# 1994 GMC S15 Truck (Extra-Cab) Stereo



## MythosDreamLab (Nov 28, 2020)

Howdy, I'm a pack-rat of sorts and recently found a couple of papers I made back in 1994/95 when I upgraded the stock stereo...

Sort of a hodge-podge of components that sounded pretty damn good. Had the classic a/d/s PQ10 4-channel Amp and my front stage MB-Quarts were some good ones before the sold-out, but the interesting piece was the a/d/s Dual 7" subs complete (pre-mounted) in an a/d/s enclosure, which I mounted on the floor between the two rear jump seats, I don't think I gave them enough power from the 130w x1 Kenwood amp, but overall for the small cab, it kicked ass...! Also dad some fill in the rear w/the Alpine tweeters and Infinity mid/woofers...
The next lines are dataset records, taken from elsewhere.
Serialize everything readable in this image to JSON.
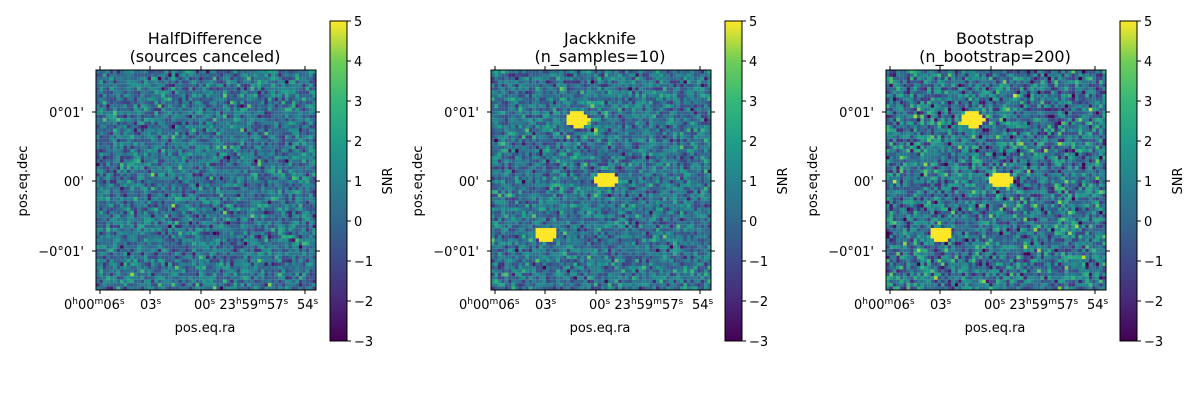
{
  "chart_data": [
    {
      "type": "heatmap",
      "title_line1": "HalfDifference",
      "title_line2": "(sources canceled)",
      "xlabel": "pos.eq.ra",
      "ylabel": "pos.eq.dec",
      "colorbar_label": "SNR",
      "colormap": "viridis",
      "vmin": -3,
      "vmax": 5,
      "noise_sigma": 1.0,
      "sources": []
    },
    {
      "type": "heatmap",
      "title_line1": "Jackknife",
      "title_line2": "(n_samples=10)",
      "xlabel": "pos.eq.ra",
      "ylabel": "pos.eq.dec",
      "colorbar_label": "SNR",
      "colormap": "viridis",
      "vmin": -3,
      "vmax": 5,
      "noise_sigma": 1.0,
      "sources": [
        {
          "ra_s": 1.4,
          "dec_arcmin": 0.85,
          "snr": 5
        },
        {
          "ra_s": -0.3,
          "dec_arcmin": 0.0,
          "snr": 5
        },
        {
          "ra_s": 3.3,
          "dec_arcmin": -0.77,
          "snr": 5
        }
      ]
    },
    {
      "type": "heatmap",
      "title_line1": "Bootstrap",
      "title_line2": "(n_bootstrap=200)",
      "xlabel": "pos.eq.ra",
      "ylabel": "pos.eq.dec",
      "colorbar_label": "SNR",
      "colormap": "viridis",
      "vmin": -3,
      "vmax": 5,
      "noise_sigma": 1.3,
      "sources": [
        {
          "ra_s": 1.4,
          "dec_arcmin": 0.85,
          "snr": 5
        },
        {
          "ra_s": -0.3,
          "dec_arcmin": 0.0,
          "snr": 5
        },
        {
          "ra_s": 3.3,
          "dec_arcmin": -0.77,
          "snr": 5
        }
      ]
    }
  ],
  "axes": {
    "ra_range_s": [
      6.6,
      -6.6
    ],
    "dec_range_arcmin": [
      -1.55,
      1.55
    ],
    "x_ticks": [
      {
        "ra_s": 6,
        "label": "0h00m06s"
      },
      {
        "ra_s": 3,
        "label": "03s"
      },
      {
        "ra_s": 0,
        "label": "00s 23h59m57s"
      },
      {
        "ra_s": -6,
        "label": "54s"
      }
    ],
    "y_ticks": [
      {
        "dec_arcmin": 1,
        "label": "0°01'"
      },
      {
        "dec_arcmin": 0,
        "label": "00'"
      },
      {
        "dec_arcmin": -1,
        "label": "−0°01'"
      }
    ],
    "colorbar_ticks": [
      5,
      4,
      3,
      2,
      1,
      0,
      -1,
      -2,
      -3
    ]
  }
}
And always the bargain shopper, I did my own install and paid a whopper $1,880 for the whole thing, which was LESS than what my current Front speakers cost:









Well that's my story...


----------



## Kapp1 (Mar 22, 2015)

I still have a pair of the MB Quarts I bought in 1993 for my first real system. i Also have a Kicker C12 from the same era that was part of the original system.


----------